Il cascinale dove è stato freddato Agostino Biava
Bergamo, 9 giugno 2017 - Due omicidi, un solo filo conduttore, nessun colpevole. Casi archiviati, come ha chiesto la procura. Delitti senza autore. Quello di Sabadin Bregu, albanese, 34 anni, operaio ammazzato con 19 coltellate a Bergamo la notte tra il 21 e il 22 giugno del 2012, il corpo abbandonato in una roggia di Campagnola, l’auto data alle fiamme. E quello del suocero Agostino Biava (sua figlia Pamela era sposata con Bregu) allevatore di 46 anni, ucciso con un colpo di fucile a Villa di Serio, la sera del 25 gennaio 2013.
Omicidi intrecciati tra loro. Indagini complesse, svolte dai carabinieri del Nucleo investigativo di Bergamo e coordinate dai pm Carmen Santoro e Fabrizio Gaverini. Nessuna pista è rimasta inesplorata, ma nonostante gli sforzi investigativi non si è riusciti a identificare chi ha eliminato Sabadin e Agostino. Solo persone sottosposte a indagini.
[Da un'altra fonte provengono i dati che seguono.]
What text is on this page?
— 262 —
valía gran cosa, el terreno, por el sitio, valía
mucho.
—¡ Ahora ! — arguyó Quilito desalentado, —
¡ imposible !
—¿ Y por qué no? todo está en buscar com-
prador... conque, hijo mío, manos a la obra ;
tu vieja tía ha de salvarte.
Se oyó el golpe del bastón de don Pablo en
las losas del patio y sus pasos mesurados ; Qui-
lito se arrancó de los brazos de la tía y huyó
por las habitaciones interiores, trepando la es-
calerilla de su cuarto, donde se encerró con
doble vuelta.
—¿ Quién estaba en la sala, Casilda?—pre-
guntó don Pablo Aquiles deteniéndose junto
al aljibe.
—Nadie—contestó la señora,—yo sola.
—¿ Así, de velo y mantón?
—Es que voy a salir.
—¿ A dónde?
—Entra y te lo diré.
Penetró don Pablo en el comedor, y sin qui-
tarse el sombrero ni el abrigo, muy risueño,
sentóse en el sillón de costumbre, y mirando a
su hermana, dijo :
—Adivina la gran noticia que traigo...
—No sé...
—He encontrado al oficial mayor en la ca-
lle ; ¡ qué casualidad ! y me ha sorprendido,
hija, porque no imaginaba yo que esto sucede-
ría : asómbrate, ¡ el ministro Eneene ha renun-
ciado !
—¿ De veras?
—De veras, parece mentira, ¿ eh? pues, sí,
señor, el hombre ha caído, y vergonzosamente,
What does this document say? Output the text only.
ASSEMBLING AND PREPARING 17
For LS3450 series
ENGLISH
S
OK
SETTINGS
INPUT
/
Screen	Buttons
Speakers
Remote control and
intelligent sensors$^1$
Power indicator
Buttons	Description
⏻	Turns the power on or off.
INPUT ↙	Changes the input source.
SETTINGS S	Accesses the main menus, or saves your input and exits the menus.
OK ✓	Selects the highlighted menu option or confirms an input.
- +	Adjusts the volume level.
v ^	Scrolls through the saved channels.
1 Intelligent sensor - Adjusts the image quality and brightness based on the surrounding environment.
Olsen Likay, connazionale di Bregu. Giuseppe Capitanio, per l’omicidio Biava: aveva avuto una relazione con la moglie. A loro carico nulla è emerso.
Gli intrecci. L’omicidio di Bregu è maturato nel giro della droga e della prostituzione, la procura non pare avere dubbi. Del resto, come emerso dagli accertamenti, Bregu per un periodo aveva fatto il corriere per Likaj, che a sua volta gestiva una ramificata attività di cessione di cocaina, e successivamente si era messo in proprio, diventandone a tutti gli effetti un concorrente. Più difficile il caso Biava. Fin dall’inizio gli investigatori avevano pensato a una correlazione con la morte del genero. La sera in cui fu freddato, l’allevatore si trovava vicino alla stalla di casa (il cascinetto di proprietà della famiglia Pesenti-Pigna) a Villa di Serio. Il collegamento tra i due delitti era nel rapporto di parentela. Gli inquirenti hanno analizzato alcuni dati spuntati nel corso dell’indagine a carico di Likaj Olsen. Due le piste seguite: l’una tesa a considerare un’unica origine per i due delitti, l’altra indirizzata a valutare il secondo autonomo.
Gli investigatori hanno così approfondito il racconto di Pamela Biava: secondo lei l’uccisione del padre, collegata alla morte del marito, poteva essere il frutto di ritorsioni contro la propria famiglia. Chi aveva ucciso Agostino, dunque, lo aveva fatto per dargli una lezione visto che andava in giro dicendo che voleva trovare gli assassini del genero. Ma l’ipotesi non ha trovato riscontri. Anche la pista della droga non ha portato a nulla, così come quella dei contrasti personali. Non si è neppure tralasciata la pista passionale.
L’allevatore aveva scoperto che la moglie Anila aveva avuto una relazione con Capitanio, situazione che lo aveva irritato. Anila aveva un rapporto di amore-odio con il marito. In un messaggio inviato a un amico nel luglio 2012, scrisse di «non riuscire a sopportare più il coniuge e di augurarsi che il Signore glielo togliesse di torno». Anche gli approfondimenti su questa pista non hanno portato alcun risultato. Al Capitanio era stato estrapolato un tampone salivare, che aveva dato esito negativo. Una mole di lavoro, dove non è stato tralasciato nulla, ma che a nulla ha portato.